Mar 8, 2013, 5:12 PM EDT
While Notre Dame will inevitably put out a press release announcing Gunner Kiel‘s departure from the football program, head coach Brian Kelly‘s words — spoken to the South Bend Tribune’s Eric Hansen before Kiel decided to transfer — said all we needed to hear about Kiel’s reported decision to leave campus and look to play football at another school.
“I don’t know what happened before we got here,” Kelly told Hansen, when speaking about the potential for a quarterback to leave school instead of take part in a five-man position race. “I know what I laid down within the program about expectations and the parameters for all positions, not just quarterback.I’m going to recruit somebody to beat you out.”
It’s not, “Get used to it.” But it’s close.
For the Irish football program, now in a new stratosphere after a Cinderella 12-1 season, competition only rises with elevated expectations. Those expectations allowed the Irish to land another blue-chip quarterback, Malik Zaire, who chose to jump into the fray knowing full well that the nation’s top QB recruit from a year earlier was there, and Everett Golson was in place to be a potential four year starter.
After years of coddling signal callers — CJ Leak holding a recruiting class ransom, Jimmy Clausen getting a quarterback coach replaced — it’s a new era at quarterback, and Kelly makes no apologies.
“If you’re a quarterback and you don’t think I’m going to bring in Malik Zaire to beat you out, then you need to transfer,” Kelly continued to Hansen. “I do it in the right way. I’m not saying it’s a callous, cold way of doing it, but my job is to continue to bring in the best fits for Notre Dame, both on and off the field. So if you’re a bit uneasy about the situation, then I welcome your transfer.
“I’ve done it since I’ve been at Grand Valley (State) that way. Try to continue that competition within the ranks, because the guys that crack are the ones you want to crack. I can tell you if the program’s humming and it’s doing it the right way, you’re going to have some transfers, because you’re building competition within the ranks.

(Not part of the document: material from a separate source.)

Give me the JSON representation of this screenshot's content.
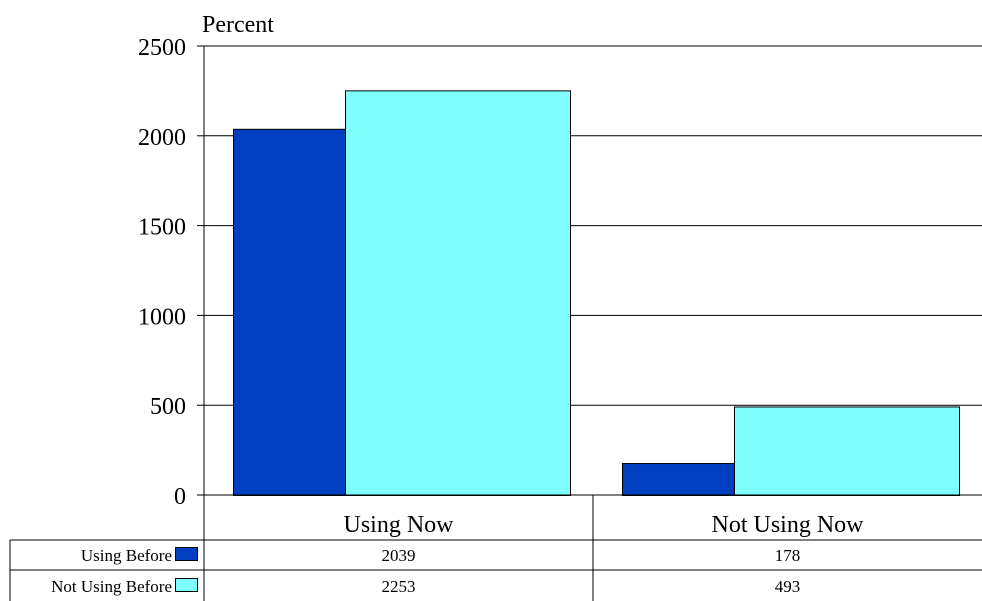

“And it’s always going to be that way.”
Quarterbacks transferring to other schools for playing time isn’t anything new. The list at Notre Dame alone since the Holtz era, as Hansen notes, features just as many signal-callers that came and left than stayed in South Bend, and only three played their entire career at the position.
For Kiel, there’s every reason to believe he’s still got a bright future — just look at the NFL’s highest paid quarterback Joe Flacco, who left Pitt to get out from behind Tyler Palko and ended up at Delaware before making a pretty good living with the Baltimore Ravens.
But if you expect this to change Kelly and his offensive staff’s plan for recruiting quarterbacks, think again.